Furthermore, he expressed his commitment to releasing funds for upgrading the Kakamega airstrip to international airport status and completing stalled road projects.

"Of all the promises Ruto made, only one- the Hustler Fund- has been implemented," said Philip Wekesa, a human rights defender from Bungoma. According to Mr Wekesa, the rest of the promises were abandoned the moment Ruto ascended to power, including addressing the high cost of living.

Former Cabinet Secretary Eugene Wamalwa said "Ruto was steering a ship whose occupants were rudderless and clueless, and therefore Kenyans should not expect any meaningful development from the current regime."

"Kenya Kwanza administration is a boulevard of broken promises and lies. None of the promises have been kept. We are surprised Ruto has gone back to the rooftop of his car making more promises," said Mr Wamalwa in a telephone interview.

The Democratic Action Party of Kenya (DAP-K) leader said instead of Ruto lowering the cost of living as promised during the campaigns, he was instrumental in overseeing an increase in the price of basic commodities.

He argued that Wetang'ula and Mudavadi are just "passengers and not shareholders in Ruto's government which explains why the duo cannot bargain for meaningful projects to be brought to Western."

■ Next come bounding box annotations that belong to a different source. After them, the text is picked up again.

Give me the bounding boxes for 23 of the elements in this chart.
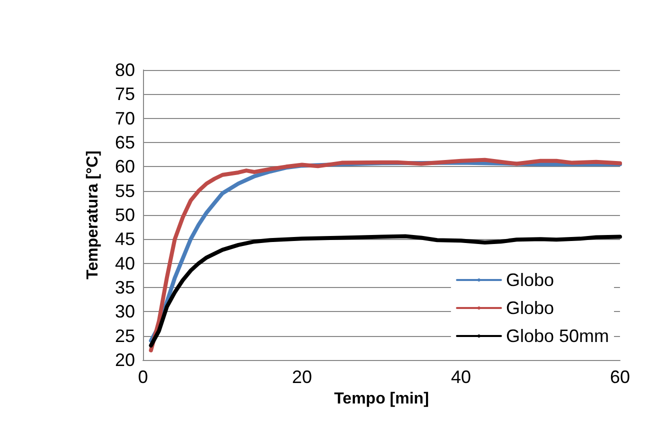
y-tick-label: 65 [114, 132, 135, 152]
line-series [148, 234, 622, 348]
legend-label: Globo [506, 298, 554, 318]
y-tick-label: 45 [114, 229, 135, 250]
y-tick-label: 70 [114, 108, 135, 128]
y-tick-label: 30 [114, 302, 135, 322]
y-tick-label: 60 [114, 156, 135, 177]
x-tick-label: 0 [138, 367, 148, 387]
y-tick-label: 50 [114, 205, 135, 225]
x-tick-label: 40 [450, 367, 472, 387]
x-tick-label: 60 [610, 367, 630, 387]
y-tick-label: 20 [114, 350, 135, 370]
y-tick-label: 55 [114, 180, 135, 201]
y-tick-label: 35 [114, 278, 135, 298]
legend-label: Globo 50mm [506, 326, 610, 346]
legend-label: Globo [506, 270, 554, 290]
y-tick-label: 25 [114, 326, 135, 346]
y-tick-label: 80 [114, 60, 135, 80]
x-tick-label: 20 [292, 367, 312, 387]
y-tick-label: 75 [114, 84, 135, 104]
y-axis-title: Temperatura [°C] [84, 150, 102, 280]
y-tick-label: 40 [114, 253, 135, 274]
x-axis-title: Tempo [min] [334, 390, 429, 408]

"They did not deliver the 70 per cent votes Ruto demanded from them. This is the reason we won't get the 30 percent of government appointments and development projects coming to Western," argued Wamalwa.

He added: "I don't see them delivering much as the government has its own 'shareholders'. In Ruto's first budget, nothing has been set aside for the revival of the sugar sub-sector, starting new industries and pumping more funds into projects that we started like the gold refinery plant, the granite factory, and the fish factory in Kakamega, Vihiga and Busia counties."

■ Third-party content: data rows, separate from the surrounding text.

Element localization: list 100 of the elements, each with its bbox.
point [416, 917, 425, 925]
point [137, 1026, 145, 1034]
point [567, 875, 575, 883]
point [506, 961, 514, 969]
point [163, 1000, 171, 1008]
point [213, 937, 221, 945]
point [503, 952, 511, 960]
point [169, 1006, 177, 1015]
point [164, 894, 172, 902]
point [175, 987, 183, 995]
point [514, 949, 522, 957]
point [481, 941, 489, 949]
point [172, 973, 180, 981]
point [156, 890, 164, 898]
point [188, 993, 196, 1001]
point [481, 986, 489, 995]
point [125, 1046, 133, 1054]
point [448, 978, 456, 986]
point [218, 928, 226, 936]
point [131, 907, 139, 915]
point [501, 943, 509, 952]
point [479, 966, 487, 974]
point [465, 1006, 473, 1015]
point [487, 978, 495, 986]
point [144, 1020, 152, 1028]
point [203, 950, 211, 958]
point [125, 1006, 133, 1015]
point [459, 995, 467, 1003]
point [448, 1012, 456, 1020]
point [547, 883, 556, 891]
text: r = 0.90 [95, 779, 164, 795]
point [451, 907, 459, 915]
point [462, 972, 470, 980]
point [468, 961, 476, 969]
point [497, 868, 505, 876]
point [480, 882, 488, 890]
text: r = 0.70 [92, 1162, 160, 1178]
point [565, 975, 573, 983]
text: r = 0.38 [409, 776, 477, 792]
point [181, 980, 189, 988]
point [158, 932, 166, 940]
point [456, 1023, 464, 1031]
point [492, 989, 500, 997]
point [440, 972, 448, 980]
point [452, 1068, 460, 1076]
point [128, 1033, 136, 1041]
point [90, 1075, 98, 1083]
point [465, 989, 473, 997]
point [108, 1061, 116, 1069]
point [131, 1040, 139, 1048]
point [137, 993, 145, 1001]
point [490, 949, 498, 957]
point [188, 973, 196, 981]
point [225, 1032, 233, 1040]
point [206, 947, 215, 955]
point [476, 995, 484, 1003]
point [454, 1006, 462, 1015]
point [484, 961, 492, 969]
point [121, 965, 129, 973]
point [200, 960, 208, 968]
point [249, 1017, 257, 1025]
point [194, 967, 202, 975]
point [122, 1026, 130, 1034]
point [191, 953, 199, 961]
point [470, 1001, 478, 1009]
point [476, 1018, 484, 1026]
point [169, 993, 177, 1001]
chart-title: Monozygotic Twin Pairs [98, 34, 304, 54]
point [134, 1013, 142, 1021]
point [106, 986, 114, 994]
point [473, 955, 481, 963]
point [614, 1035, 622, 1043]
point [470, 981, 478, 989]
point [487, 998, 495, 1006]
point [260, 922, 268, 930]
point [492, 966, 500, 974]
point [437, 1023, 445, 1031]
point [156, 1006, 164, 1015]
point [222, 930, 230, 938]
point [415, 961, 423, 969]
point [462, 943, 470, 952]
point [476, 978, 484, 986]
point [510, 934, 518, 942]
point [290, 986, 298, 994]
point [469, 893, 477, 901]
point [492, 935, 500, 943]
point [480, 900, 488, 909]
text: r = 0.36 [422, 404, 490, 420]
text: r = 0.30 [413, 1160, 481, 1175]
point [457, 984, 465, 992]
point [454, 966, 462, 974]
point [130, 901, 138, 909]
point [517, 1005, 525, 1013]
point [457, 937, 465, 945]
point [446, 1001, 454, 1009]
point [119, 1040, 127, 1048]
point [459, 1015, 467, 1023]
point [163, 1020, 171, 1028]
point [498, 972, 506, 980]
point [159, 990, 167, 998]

Wamalwa believes the opening of the sugar importation window could be the last nail in the coffin of struggling sugar factories.

"We brought a new investor at Mumias Sugar, and the company had started doing well. Now what we are seeing are efforts to kick out the investor from the factory," he said.

But Kakamega Senator Boni Khalwale argues that Ruto's administration is on the right trajectory when it comes to development.

According to Dr Khalwale, Ruto's maiden budget was not yet operational, but he assures that good things are the way following the recent Court of Appeal's clearance of the obstacles that hindered the implementation of the controversial Finance Act. 2023.

"The budget we were using was prepared by the previous regime. Now that we have our own budget, you will start seeing all the projects coming to fruition in the current financial year," he said.

The Senate Chief Whip said Ruto has not initiated new projects in the region since he was keen on completing stalled projects first.

"Ruto is being accused of re-launching projects that were already launched. What the naysayers are forgetting is that the projects were his brainchild, and after they were launched, the projects were denied budgets by the handshake brothers," said Khalwale.

He added: "By re-launching the projects, Ruto is just re-assuring the people that he has much at hand, and he will provide the required budgets to ensure the projects are completed and serve the intended purposes."

Vihiga Senator Godfrey Osotsi accused Ruto of launching county projects funded by the devolved units. "The national government ought to initiate mega projects in Western. The president should stop launching county projects because governors will have nothing to launch," he said.